Page 41 of A Memory Not Mine (Sanguis Amantium #1)
Chapter thirty-nine
Baird
I n the days leading up to this, Baird had prayed Mira would believe him. And now that she did—now that the truth was out and laid bare—he found himself wishing she hadn’t.
He thought he was prepared for her reaction.
Disbelief, certainly. Anger, absolutely.
Even fear. But this? This hollow, shaking grief that seemed to come from some place deeper than rage or reason?
He hadn’t been ready for that. It wasn’t just the story—it was what the story had taken from her.
Whatever the story had stolen, he didn’t know how to give it back—or if he even could.
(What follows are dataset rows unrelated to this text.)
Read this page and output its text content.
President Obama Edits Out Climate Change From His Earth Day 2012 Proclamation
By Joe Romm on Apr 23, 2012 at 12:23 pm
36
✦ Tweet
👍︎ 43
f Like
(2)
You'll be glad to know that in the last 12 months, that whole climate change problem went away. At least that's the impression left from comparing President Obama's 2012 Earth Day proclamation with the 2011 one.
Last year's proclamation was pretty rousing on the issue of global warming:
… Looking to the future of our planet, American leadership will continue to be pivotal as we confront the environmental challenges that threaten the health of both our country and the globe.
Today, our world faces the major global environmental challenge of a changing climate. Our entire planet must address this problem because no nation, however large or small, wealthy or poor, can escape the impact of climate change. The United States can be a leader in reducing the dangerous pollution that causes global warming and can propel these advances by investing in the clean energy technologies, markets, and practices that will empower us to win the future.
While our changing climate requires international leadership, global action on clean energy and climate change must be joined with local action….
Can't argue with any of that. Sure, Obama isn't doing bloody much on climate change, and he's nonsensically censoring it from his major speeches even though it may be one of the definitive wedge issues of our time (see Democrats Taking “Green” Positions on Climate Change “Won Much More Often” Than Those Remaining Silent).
He stood frozen just beyond the threshold, watching her curl in on herself like something fractured. Her silence was louder than any scream. He could feel it vibrating through the air between them—dense, impenetrable.
He wished he understood. Wished he could offer something, anything, that would ease the pain carved across her face. There was a way to know what she was feeling. A path his kind could take.
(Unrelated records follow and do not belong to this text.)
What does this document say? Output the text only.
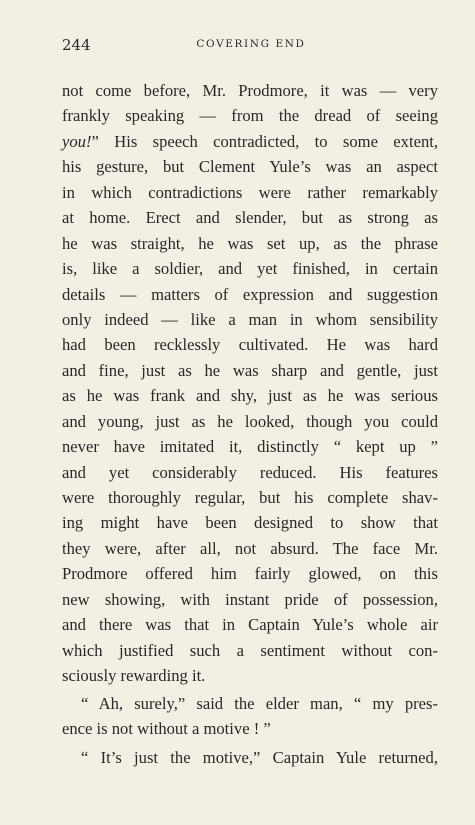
244	COVERING END
not come before, Mr. Prodmore, it was — very
frankly speaking — from the dread of seeing
you!” His speech contradicted, to some extent,
his gesture, but Clement Yule’s was an aspect
in which contradictions were rather remarkably
at home. Erect and slender, but as strong as
he was straight, he was set up, as the phrase
is, like a soldier, and yet finished, in certain
details — matters of expression and suggestion
only indeed — like a man in whom sensibility
had been recklessly cultivated. He was hard
and fine, just as he was sharp and gentle, just
as he was frank and shy, just as he was serious
and young, just as he looked, though you could
never have imitated it, distinctly “ kept up ”
and yet considerably reduced. His features
were thoroughly regular, but his complete shav-
ing might have been designed to show that
they were, after all, not absurd. The face Mr.
Prodmore offered him fairly glowed, on this
new showing, with instant pride of possession,
and there was that in Captain Yule’s whole air
which justified such a sentiment without con-
sciously rewarding it.
“ Ah, surely,” said the elder man, “ my pres-
ence is not without a motive ! ”
“ It’s just the motive,” Captain Yule returned,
When one of them drank the blood of someone they loved— truly loved—they would begin to feel echoes of that person’s emotions.
Not the reasons behind them, not the thoughts that shaped them.
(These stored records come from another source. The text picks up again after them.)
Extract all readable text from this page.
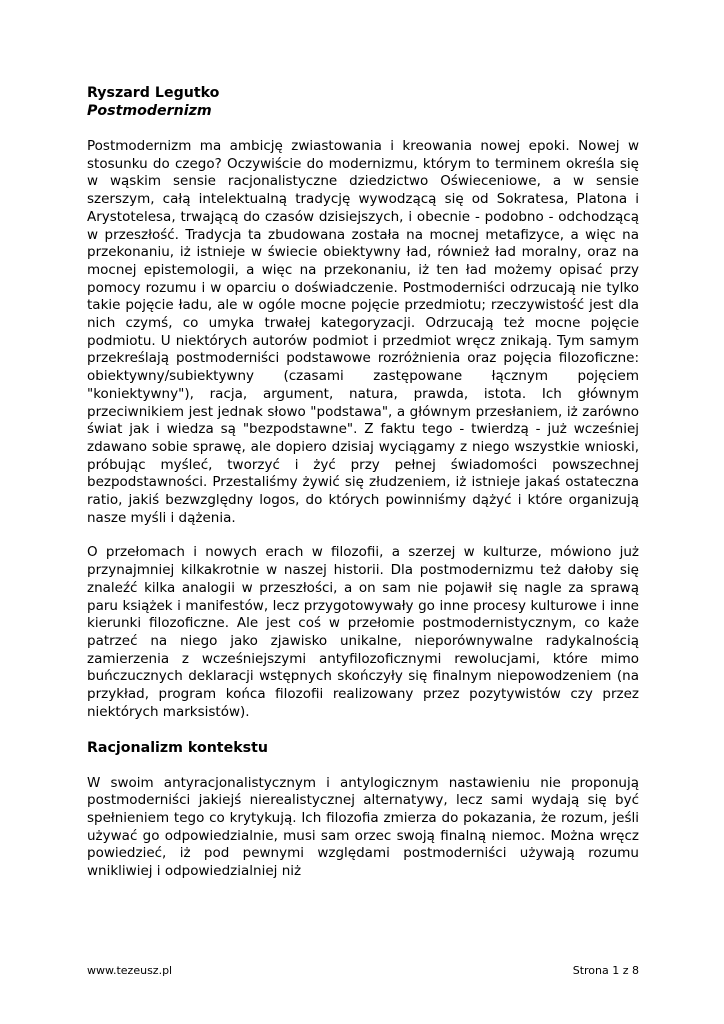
Ryszard Legutko

Postmodernizm

Postmodernizm ma ambicję zwiastowania i kreowania nowej epoki. Nowej w stosunku do czego? Oczywiście do modernizmu, którym to terminem określa się w wąskim sensie racjonalistyczne dziedzictwo Oświeceniowe, a w sensie szerszym, całą intelektualną tradycję wywodzącą się od Sokratesa, Platona i Arystotelesa, trwającą do czasów dzisiejszych, i obecnie - podobno - odchodzącą w przeszłość. Tradycja ta zbudowana została na mocnej metafizyce, a więc na przekonaniu, iż istnieje w świecie obiektywny ład, również ład moralny, oraz na mocnej epistemologii, a więc na przekonaniu, iż ten ład możemy opisać przy pomocy rozumu i w oparciu o doświadczenie. Postmoderniści odrzucają nie tylko takie pojęcie ładu, ale w ogóle mocne pojęcie przedmiotu; rzeczywistość jest dla nich czymś, co umyka trwałej kategoryzacji. Odrzucają też mocne pojęcie podmiotu. U niektórych autorów podmiot i przedmiot wręcz znikają. Tym samym przekreślają postmoderniści podstawowe rozróżnienia oraz pojęcia filozoficzne: obiektywny/subiektywny (czasami zastępowane łącznym pojęciem "koniektywny"), racja, argument, natura, prawda, istota. Ich głównym przeciwnikiem jest jednak słowo "podstawa", a głównym przesłaniem, iż zarówno świat jak i wiedza są "bezpodstawne". Z faktu tego - twierdzą - już wcześniej zdawano sobie sprawę, ale dopiero dzisiaj wyciągamy z niego wszystkie wnioski, próbując myśleć, tworzyć i żyć przy pełnej świadomości powszechnej bezpodstawności. Przestaliśmy żywić się złudzeniem, iż istnieje jakaś ostateczna ratio, jakiś bezwzględny logos, do których powinniśmy dążyć i które organizują nasze myśli i dążenia.

O przełomach i nowych erach w filozofii, a szerzej w kulturze, mówiono już przynajmniej kilkakrotnie w naszej historii. Dla postmodernizmu też dałoby się znaleźć kilka analogii w przeszłości, a on sam nie pojawił się nagle za sprawą paru książek i manifestów, lecz przygotowywały go inne procesy kulturowe i inne kierunki filozoficzne. Ale jest coś w przełomie postmodernistycznym, co każe patrzeć na niego jako zjawisko unikalne, nieporównywalne radykalnością zamierzenia z wcześniejszymi antyfilozoficznymi rewolucjami, które mimo buńczucznych deklaracji wstępnych skończyły się finalnym niepowodzeniem (na przykład, program końca filozofii realizowany przez pozytywistów czy przez niektórych marksistów).

Racjonalizm kontekstu

W swoim antyracjonalistycznym i antylogicznym nastawieniu nie proponują postmoderniści jakiejś nierealistycznej alternatywy, lecz sami wydają się być spełnieniem tego co krytykują. Ich filozofia zmierza do pokazania, że rozum, jeśli używać go odpowiedzialnie, musi sam orzec swoją finalną niemoc. Można wręcz powiedzieć, iż pod pewnymi względami postmoderniści używają rozumu wnikliwiej i odpowiedzialniej niż

www.tezeusz.pl	Strona 1 z 8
But the feelings themselves—grief, joy, confusion, terror.
A sort of window to the soul, or maybe the heart.
A way to see the truth they could never otherwise touch.
He had never done it. Not once in two hundred and forty years. He’d never loved anyone in all that time. But he couldn’t bring himself to do it now—not like this.
It would be a violation. Another betrayal.
He’d done enough damage to Mira already.
He desperately wanted to be near her—to touch her skin, see her face—but he needed to honor her request to be alone. So he padded softly past the living room’s opening on his way to the kitchen, forcing himself not to linger.
But as he passed, his eyes found hers.
She looked at him, wide-eyed, as if caught in the moment between waking and drowning. And then—
A soft, broken whimper escaped her. Barely a sound at all. Just the faintest hitch in her breath, like the air itself had caught in her throat and couldn’t find its way out.
Damn it.
He couldn’t leave well enough alone. Not now.
He turned and walked toward her, slow and deliberate, never breaking her gaze.
“I’m going to pour myself a drink—whisky,” he said gently. “Can I bring ye something? Anything?”
She didn’t answer, just blinked slowly, as if even that effort exhausted her. He knelt beside her and reached out, brushing his fingers across her cheek. Her skin was ice cold.
“Oh, lass…why are ye so cold?” he murmured, more to himself than to her. “I’ll build ye a fire. Get ye an other blanket—”
“Baird,” she croaked, her voice papery, rough from silence. She looked up at him, eyes glassy and rimmed red. “Whisky…”
It was just two words. But it was enough. Enough to tell him she was still with him—somewhere beneath the shock, the fear, the grief. Still there.